The main issue with the list of genres in the question is that it mixes terms that have been used since antiquity (especially tragedy and comedy) with terms that are particular to specific periods or authors (history plays, epic theatre, theatre of the absurd) or to specific cultures (mostly Western, with the exception of classical Sanskrit theatre).
In Europe, the terms "tragedy" and "comedy" have been around since classical antiquity. Aristotle's Poetics distinguished between two types of drama (Poetics, 1448a):
It is just in this respect that tragedy differs from comedy.

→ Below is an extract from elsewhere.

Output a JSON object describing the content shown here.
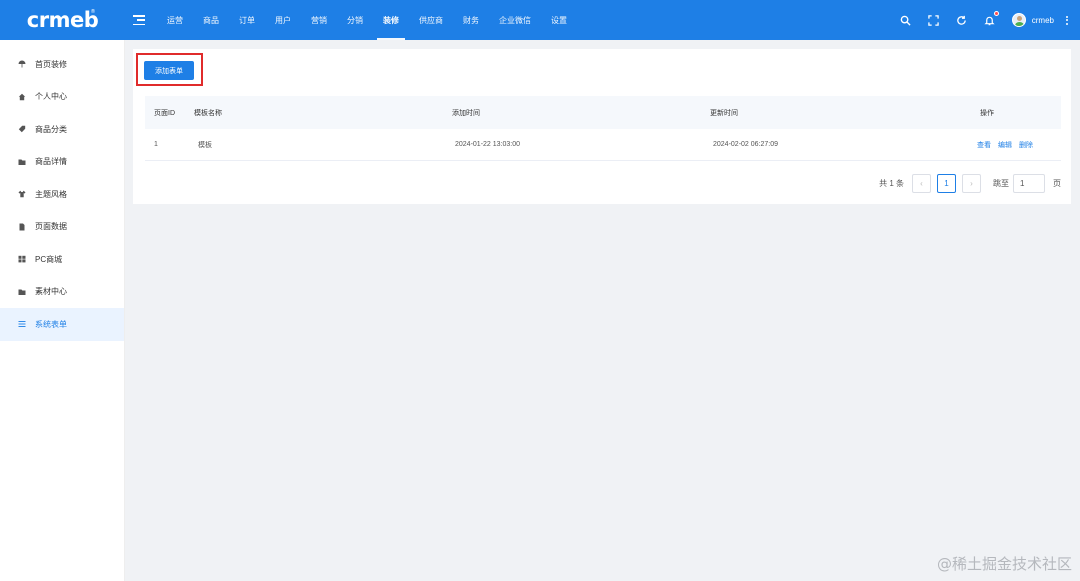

The latter sets out to represent people as worse than they are to-day, the former as better.
However, the continued use of the term "comedy" since antiquity should not mislead us into thinking that the term has always had the same meaning. Many modern readers have difficulty seeing some of Shakespeare's plays as comedy where Elizabethans had no such problem; see for example, Troilus and Cressida, Measure for Measure and All's Well That Ends Well. These three plays have sometimes been categorised as problem plays, but there is no accepted definition of that term, either. (For example, some scholars included the tragedy Hamlet into the problem plays, so "problem plays" does not seem to be a genre in the same way that "comedy" and "tragedy" are considered genres.)
Tragedy is a genre that has not always been around (see Why did attitudes change towards tragedy?); in fact, it seems particular to a few specific periods in the history of Europe.
J. L. Styan puts it well when he writes in The Dramatic Experience (page 109):
Today we no longer deal in tragedy, it seems, but in problem plays, propaganda plays, modern morality plays, plays of ideas, or simply 'dramas', and we are at a loss to explain our response to them as either tragedy or comedy. With the movement for naturalistic drama, dramatists imposed upon themselves the limitation of being as like life as possible, and refused themselves the heightening of tragedy and the exaggerations of comedy.
Tragicomedy doesn't have a formal definition that works across the age, i.e. no definition that goes beyond "a literary genre that blends aspects of both tragic and comic forms" (Wikipedia). (Shakespeare's tragedies contain elements of "comic relief" (a misnomer according to J. L. Styan) but are not categorised as tragicomedies for this reason.) Cuddon also notes that tragicomedy has become hard to distinguish from black comedy (a term coined by Jean Anouilh).
Epic theatre is mainly connected with Bertolt Brecht and the 1920s–1940s; other examples include Vatermord (Parricide, 1922) by Arnolt Bronnen and Fahnen by Alfons Paquet. In other words, epit theatre is a very "localised" term both in time and in the literatures in which it was used (i.e. German literature).
Opera seems to have originated from "chanted tragedy" (Cuddon: entry "opera") but is usually ignored by literary studies in the West. Even the highly regarded Mozart librettists Emanuel Schikaneder (The Magic Flute) and Lorenzo Da Ponte (The Marriage of Figaro Don Giovanni Così fan tutte) are ignored in books on the history of literature. For example, Fritz Martini's Deutsche Literaturgeschichte mentions Mozart a few times but for reasons that have nothing to do with the libretti for his operas. When opera is mentioned at all, it is typically because the author was well-known for literary works that are independent of collaborations with composers. Examples inlude Bertolt Brecht's collaborations with Kurt Weill (The Threepenny Opera, Rise and Fall of the City of Mahagonny) and W. H. Auden's collaboration with Igor Stravinsky (The Rake's Progress. An exception to this tendency is Richard Wagner; Fritz Martini's Deutsche Literaturgeschichte still points out that a discussion of Wagner's work is strictly speaking beyond the scope of what is usually covered in a history of literature (pages 396–398).
Opera also means something totally different in China, where traditional Chinese opera combines elements of music, song, dance, martial arts, acrobatics, costume and make-up art. (In addition, it has many regional genres or styles, of which Peking opera is only the most famous one.)
The main lesson from this answer should be that genre theory is complicated because authors are constantly trying to find new and effective ways to capture the theatre audience's attention and their efforts constantly subvert existing genre conventions. For this reason, each effort to define genres needs to take into account both historical conditions and the literary tradition (English literature, Italian literature, Sanskrit literature) that is being studied. A catalogue of all genres across all eras and languages would be of limited value without explanations of what the respective terms mean or meant in different literary contexts.
Based on this, it is not possible to categorise all forms of drama as one of the types in the list "tragedy", "comedy", "tragicomedy" and "melodrama".
References
- Cuddon, J. A.: The Penguin Dictionary of Literary Terms and Literary Theory. Third edition. Penguin 1992.
- Martini, Fritz: Deutsche Literaturgeschichte. Sixteenth edition. Stuttgart: Kröner, 1972.
- Styan, J. L.: The Dramatic Experience: A Guide to the Reading of Plays. Cambridge University Press, 1965.